In 2016, a handful of well-known UK-based open ended property funds invested in UK commercial real estate were forced to implement redemption gates after Brexit, as it became clear that their assets could not be realised quickly enough to satisfy the flurry of client redemption requests. In this instance, gating was necessary and effective, as it prevented further market turmoil, a point made by the UK’s Financial Conduct Authority (FCA) at the time. What unfolded in June 2019 at Woodford Investment Management’s Equity Income Fund has not elicited as sympathetic a response from the market, however.

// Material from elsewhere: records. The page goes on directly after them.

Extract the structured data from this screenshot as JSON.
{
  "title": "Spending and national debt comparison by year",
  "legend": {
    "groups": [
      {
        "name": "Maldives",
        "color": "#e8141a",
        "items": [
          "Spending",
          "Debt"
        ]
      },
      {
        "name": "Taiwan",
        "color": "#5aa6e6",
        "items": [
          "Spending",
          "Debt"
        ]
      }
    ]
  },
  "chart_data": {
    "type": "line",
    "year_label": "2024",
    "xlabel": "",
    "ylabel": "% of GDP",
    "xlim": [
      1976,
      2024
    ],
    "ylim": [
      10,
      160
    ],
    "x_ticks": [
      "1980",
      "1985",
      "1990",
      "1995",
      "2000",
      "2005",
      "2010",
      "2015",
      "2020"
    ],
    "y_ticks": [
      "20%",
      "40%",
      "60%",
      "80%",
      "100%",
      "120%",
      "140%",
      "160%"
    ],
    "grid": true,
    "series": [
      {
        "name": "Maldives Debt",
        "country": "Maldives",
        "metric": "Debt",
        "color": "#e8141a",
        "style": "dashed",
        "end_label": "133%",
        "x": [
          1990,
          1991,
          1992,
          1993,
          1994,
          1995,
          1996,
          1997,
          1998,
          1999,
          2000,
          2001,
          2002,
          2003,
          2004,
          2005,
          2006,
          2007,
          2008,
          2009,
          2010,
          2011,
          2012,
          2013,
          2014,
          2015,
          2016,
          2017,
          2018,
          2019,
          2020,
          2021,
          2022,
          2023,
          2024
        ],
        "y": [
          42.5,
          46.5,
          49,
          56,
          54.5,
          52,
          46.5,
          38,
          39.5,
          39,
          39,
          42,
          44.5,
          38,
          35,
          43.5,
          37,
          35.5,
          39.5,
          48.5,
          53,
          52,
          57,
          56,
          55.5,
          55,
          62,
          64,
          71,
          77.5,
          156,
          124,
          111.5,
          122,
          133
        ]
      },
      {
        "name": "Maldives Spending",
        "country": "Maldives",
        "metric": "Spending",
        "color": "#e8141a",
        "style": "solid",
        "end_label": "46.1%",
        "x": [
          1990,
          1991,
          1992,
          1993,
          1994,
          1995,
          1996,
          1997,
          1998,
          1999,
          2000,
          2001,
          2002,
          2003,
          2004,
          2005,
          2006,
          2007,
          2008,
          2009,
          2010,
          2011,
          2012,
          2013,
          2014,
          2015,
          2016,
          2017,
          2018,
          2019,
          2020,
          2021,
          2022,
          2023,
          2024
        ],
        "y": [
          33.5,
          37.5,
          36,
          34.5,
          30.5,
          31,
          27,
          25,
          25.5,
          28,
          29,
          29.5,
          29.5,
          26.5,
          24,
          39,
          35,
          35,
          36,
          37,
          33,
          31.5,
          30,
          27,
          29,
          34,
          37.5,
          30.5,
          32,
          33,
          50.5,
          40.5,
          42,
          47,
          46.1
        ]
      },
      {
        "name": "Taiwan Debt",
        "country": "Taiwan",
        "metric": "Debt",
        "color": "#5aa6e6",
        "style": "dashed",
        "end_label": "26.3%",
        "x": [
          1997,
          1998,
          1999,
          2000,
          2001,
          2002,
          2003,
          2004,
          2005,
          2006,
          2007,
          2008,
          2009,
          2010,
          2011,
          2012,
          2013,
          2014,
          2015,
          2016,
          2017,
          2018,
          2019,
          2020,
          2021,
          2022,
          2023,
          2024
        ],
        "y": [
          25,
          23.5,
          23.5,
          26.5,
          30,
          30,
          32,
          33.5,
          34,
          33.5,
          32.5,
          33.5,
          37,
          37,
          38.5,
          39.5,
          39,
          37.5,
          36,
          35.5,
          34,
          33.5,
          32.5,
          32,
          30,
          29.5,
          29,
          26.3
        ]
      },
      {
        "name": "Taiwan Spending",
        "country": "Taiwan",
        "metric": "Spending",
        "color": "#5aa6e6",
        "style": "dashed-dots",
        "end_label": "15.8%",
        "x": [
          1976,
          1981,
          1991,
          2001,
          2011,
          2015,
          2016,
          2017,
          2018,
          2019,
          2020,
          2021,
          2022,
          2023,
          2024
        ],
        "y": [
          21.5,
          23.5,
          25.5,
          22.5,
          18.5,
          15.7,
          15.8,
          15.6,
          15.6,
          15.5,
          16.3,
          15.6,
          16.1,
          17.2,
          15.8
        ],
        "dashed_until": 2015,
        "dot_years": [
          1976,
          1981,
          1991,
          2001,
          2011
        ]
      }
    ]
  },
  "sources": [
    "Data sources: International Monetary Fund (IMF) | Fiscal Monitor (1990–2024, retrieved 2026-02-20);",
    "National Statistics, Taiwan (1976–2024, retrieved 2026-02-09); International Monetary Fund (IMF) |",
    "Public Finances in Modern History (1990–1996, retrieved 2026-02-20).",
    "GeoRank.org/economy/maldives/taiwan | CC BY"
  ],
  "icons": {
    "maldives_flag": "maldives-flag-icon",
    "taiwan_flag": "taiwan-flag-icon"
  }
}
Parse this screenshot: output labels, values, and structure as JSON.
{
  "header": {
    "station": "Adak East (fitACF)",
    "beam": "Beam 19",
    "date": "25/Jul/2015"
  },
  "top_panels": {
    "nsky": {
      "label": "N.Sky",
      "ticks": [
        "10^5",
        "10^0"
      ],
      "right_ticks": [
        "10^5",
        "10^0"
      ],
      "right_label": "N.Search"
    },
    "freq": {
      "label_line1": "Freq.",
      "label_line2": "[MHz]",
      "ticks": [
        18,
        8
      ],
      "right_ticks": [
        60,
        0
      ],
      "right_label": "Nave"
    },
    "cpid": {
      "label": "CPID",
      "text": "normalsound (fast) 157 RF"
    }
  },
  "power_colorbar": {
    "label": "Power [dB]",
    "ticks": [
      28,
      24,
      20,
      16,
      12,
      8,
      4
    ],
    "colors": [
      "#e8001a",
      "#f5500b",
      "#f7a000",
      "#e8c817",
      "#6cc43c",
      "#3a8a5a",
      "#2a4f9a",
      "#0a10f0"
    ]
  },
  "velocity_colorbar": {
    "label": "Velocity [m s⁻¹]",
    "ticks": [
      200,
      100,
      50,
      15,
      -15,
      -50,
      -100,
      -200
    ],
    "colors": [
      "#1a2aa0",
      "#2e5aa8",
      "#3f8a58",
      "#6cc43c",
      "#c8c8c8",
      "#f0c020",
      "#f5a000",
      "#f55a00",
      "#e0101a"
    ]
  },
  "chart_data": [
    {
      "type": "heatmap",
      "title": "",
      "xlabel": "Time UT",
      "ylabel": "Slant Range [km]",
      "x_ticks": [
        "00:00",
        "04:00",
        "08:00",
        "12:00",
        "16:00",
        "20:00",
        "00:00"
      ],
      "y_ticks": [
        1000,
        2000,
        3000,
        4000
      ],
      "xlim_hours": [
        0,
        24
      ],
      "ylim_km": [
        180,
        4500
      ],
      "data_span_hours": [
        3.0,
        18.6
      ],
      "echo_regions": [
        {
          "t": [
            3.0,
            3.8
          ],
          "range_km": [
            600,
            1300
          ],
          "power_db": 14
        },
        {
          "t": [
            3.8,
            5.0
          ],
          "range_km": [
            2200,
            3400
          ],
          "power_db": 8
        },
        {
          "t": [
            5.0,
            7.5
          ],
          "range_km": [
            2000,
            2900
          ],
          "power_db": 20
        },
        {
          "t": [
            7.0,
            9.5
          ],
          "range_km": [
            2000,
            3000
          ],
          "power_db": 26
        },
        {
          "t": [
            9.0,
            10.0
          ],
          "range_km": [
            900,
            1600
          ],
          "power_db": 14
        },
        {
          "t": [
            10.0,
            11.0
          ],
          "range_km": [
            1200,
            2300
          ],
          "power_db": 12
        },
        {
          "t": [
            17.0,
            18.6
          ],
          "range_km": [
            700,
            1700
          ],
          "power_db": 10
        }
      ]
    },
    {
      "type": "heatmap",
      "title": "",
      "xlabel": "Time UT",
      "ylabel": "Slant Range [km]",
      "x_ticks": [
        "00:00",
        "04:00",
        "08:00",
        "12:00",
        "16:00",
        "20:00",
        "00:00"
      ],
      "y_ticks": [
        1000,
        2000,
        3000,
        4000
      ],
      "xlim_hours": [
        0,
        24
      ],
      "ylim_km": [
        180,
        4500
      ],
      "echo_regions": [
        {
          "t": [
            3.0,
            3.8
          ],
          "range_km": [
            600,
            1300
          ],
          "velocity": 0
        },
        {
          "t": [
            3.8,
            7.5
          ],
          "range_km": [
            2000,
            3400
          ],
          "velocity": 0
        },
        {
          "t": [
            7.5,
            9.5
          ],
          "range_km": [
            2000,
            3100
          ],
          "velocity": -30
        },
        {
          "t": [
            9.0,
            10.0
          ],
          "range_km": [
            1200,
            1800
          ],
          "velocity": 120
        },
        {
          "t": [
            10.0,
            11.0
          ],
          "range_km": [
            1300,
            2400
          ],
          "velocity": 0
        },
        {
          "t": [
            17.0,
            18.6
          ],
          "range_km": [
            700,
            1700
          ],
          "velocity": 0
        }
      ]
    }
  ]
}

UCITS: A trusted brand under fire

Having accumulated more than EUR 10 trillion in assets from investors globally, UCITS enjoys a reach and influence that few mutual fund wrappers – such as 40 Act funds in the US – can relate to or compete with. UCITS’ success is based primarily on its flexibility (i.e. the simplicity by which a third country manager can set one up inside the EU), regulatory oversight, solid  investor protections, and strict depositary liability provisions. For many retail and institutional investors, UCITS is a trusted brand. But recent events at the Equity Income Fund – which itself was a UCITS – could threaten this long-held perception.

For years, experts have warned that the UCITS brand would be forever tarnished if a fund was forced to gate because of a liquidity crisis. Yet last month, this is precisely what happened at the Woodford Equity Income Fund. The worrying issue for the industry is that Woodford did not technically breach the UCITS rules (which precludes managers from having more than 10% of their assets invested in unquoted securities), but he did list a number of companies on the Guernsey Stock Exchange – which were illiquid and incompatible with the UCITS risk framework. While no laws were technically violated, the entire episode should force regulators to consider whether structural changes need to be made to the UCITS regime. 

The possibilities for regulatory intervention

That the FCA has delayed the publication of its eagerly-awaited report on illiquid assets and open-ended funds has not gone unnoticed. It is possible the 10% cap on unlisted assets could be reviewed and potentially lowered, but this will be up to the EU, who are behind the UCITS framework. Even so, this threshold was not even broken anyway.  A more sensible option would be to ensure there are tighter governance checks on UCITS to ensure risk and investment mandates are not being flouted. Alternatively, EU regulators could change the redemption terms for UCITS, permitting only the most liquid strategies to offer daily liquidity, but of course that would severely restrict the opportunity set for retail investors.

A more radical approach might be to curtail the ability of UCITS managers to offer daily dealing funds moving to monthly or even quarterly dealing. This would extend the time horizons for investors and managers alike, helping the industry to deliver more patient capital. It has also been suggested that the UCITS rules could be changed to limit investments in unlisted or illiquid securities, but given liquidity can fluctuate hugely, and always reduces in points of crisis (when it is most needed), this does not necessarily solve the problem.  Strategies that flirt with illiquidity should operate as closed-ended vehicles, where there is always a price available for clients to get out, albeit it may be at a steep discount (so the customer makes a choice about how important it is to have liquidity).